Invertebrate Magnetoreception – In Between Orientation and General Sensitivity


VÁCHA Martin

Year of publication 2020
Type Chapter of a book
MU Faculty or unit

Faculty of Science

Description Invertebrates are a heterogeneous group and it is much easier to define common features of vertebrates than of invertebrates, which account for about 95% of all animals. It is a small body size that is characteristic of most of them. They typically have a short adult lifespan, suffer from limited thermoregulation and bear large energetic demands for long distance migrations. This hampers the extent of invertebrate travelling and only few invertebrates undertake migrations that compare with those of birds, sea turtles, or fish.
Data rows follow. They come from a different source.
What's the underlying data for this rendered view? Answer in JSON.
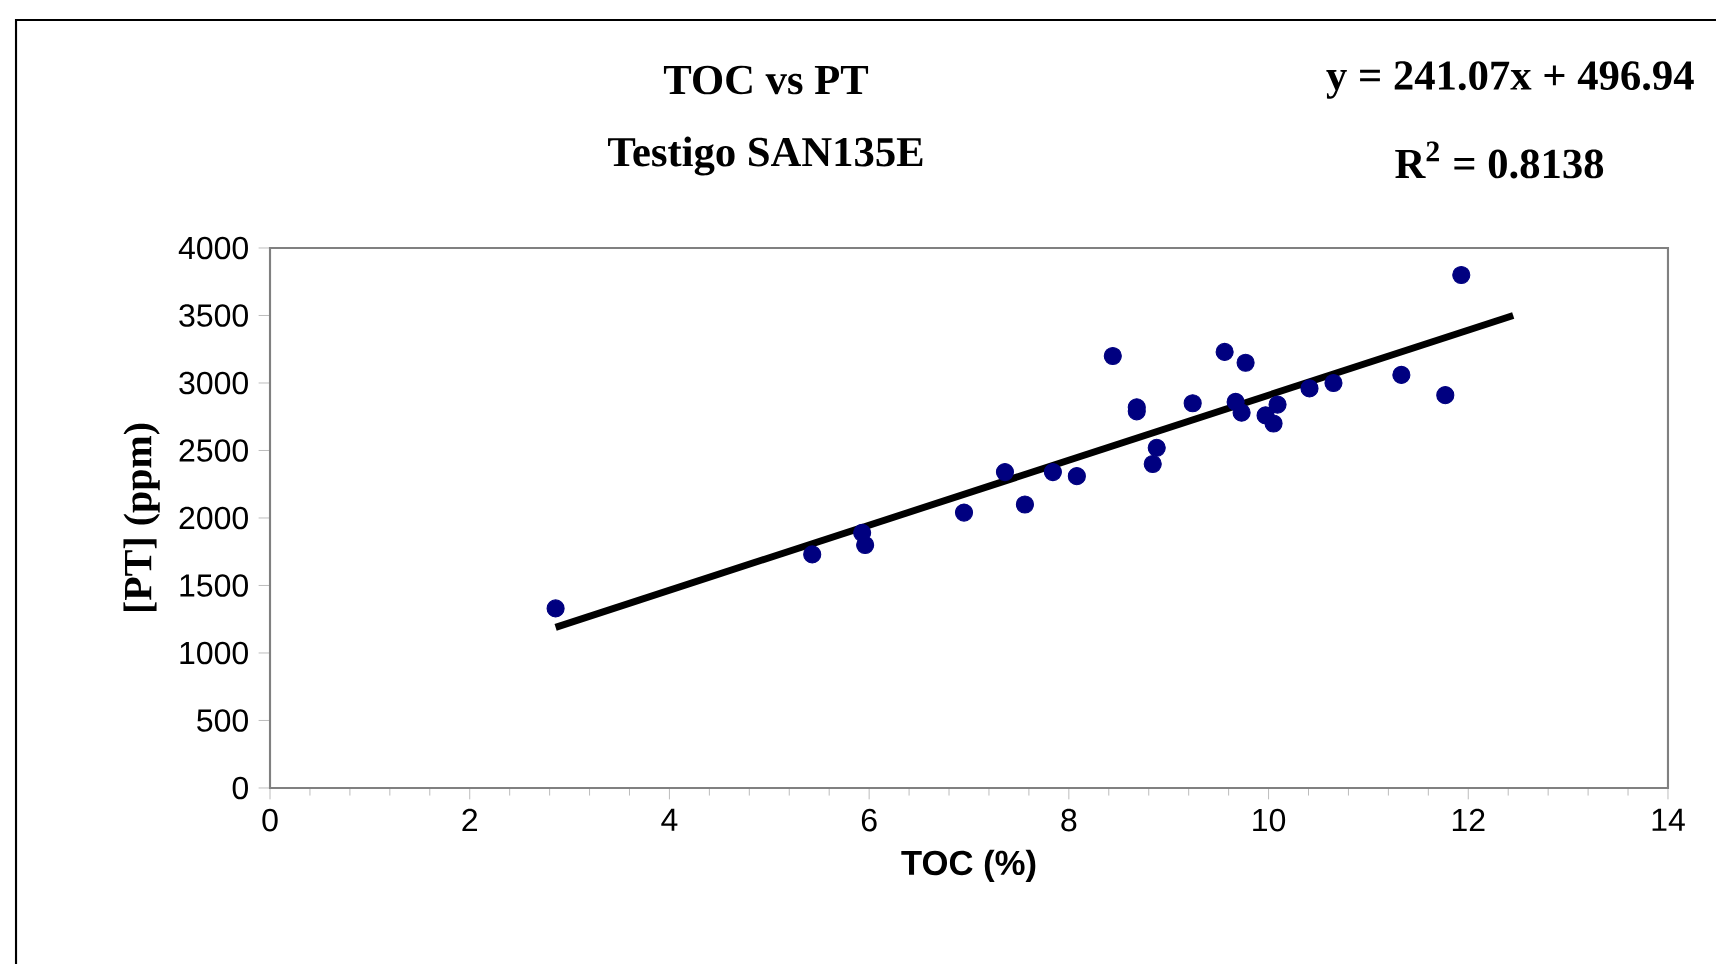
{
  "chart_data": {
    "type": "scatter",
    "title": "TOC vs PT",
    "subtitle": "Testigo SAN135E",
    "xlabel": "TOC (%)",
    "ylabel": "[PT] (ppm)",
    "annotations": [
      "y = 241.07x + 496.94",
      "R$^{2}$ = 0.8138"
    ],
    "xlim": [
      0,
      14
    ],
    "ylim": [
      0,
      4000
    ],
    "xticks": [
      0,
      2,
      4,
      6,
      8,
      10,
      12,
      14
    ],
    "yticks": [
      0,
      500,
      1000,
      1500,
      2000,
      2500,
      3000,
      3500,
      4000
    ],
    "grid": false,
    "series": [
      {
        "color": "#000080",
        "marker": "circle",
        "x": [
          2.86,
          5.43,
          5.93,
          5.96,
          6.95,
          7.36,
          7.56,
          7.84,
          8.08,
          8.44,
          8.68,
          8.68,
          8.88,
          8.84,
          9.24,
          9.56,
          9.77,
          9.67,
          9.73,
          9.97,
          10.05,
          10.09,
          10.41,
          10.65,
          11.33,
          11.77,
          11.93
        ],
        "values": [
          1330,
          1730,
          1890,
          1800,
          2040,
          2340,
          2100,
          2340,
          2310,
          3200,
          2820,
          2790,
          2520,
          2400,
          2850,
          3230,
          3150,
          2860,
          2780,
          2760,
          2700,
          2840,
          2960,
          3000,
          3060,
          2910,
          3800
        ]
      },
      {
        "type": "line",
        "color": "#000000",
        "marker": "none",
        "line_style": "solid",
        "x": [
          2.86,
          12.45
        ],
        "values": [
          1190,
          3500
        ]
      }
    ]
  }
}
It does not seem to be necessary or even possible for small invertebrates to have sensory circuits that allow them to precisely localize celestial orientation cues or to calculate geographical position. Hence, magnetoreception, which is the ability to perceive the magnetic field of the Earth (Geomagnetic field – GMF), would not seem to be vital for most invertebrates. However, findings that animals that do not migrate – for example, Drosophila, the cockroach Periplaneta americana and the nematode Caenorhabditis elegans – can orient themselves according to GMF make us reconsider our intuitive and possibly too anthropocentric views about the ways in which magnetoreception may be useful to animals and what its relative importance is within the hierarchy of other senses. Laboratory and molecular techniques well accessible on invertebrate models may provide answers to the basic questions of magnetoreception: how, where in the body, and why GMF is perceived by animals. The goal of this review is to show what recent discoveries have been made in research into invertebrate magnetoreception since my previous survey (Vácha, 2017) and what future research directions can be expected. My review deals with the difficulties of replicating experiments as well as with the ongoing widening of this field: from a magnetic compass perspective to other cases of general magnetic sensitivity sharing the following common component – the Cryptochrome molecule.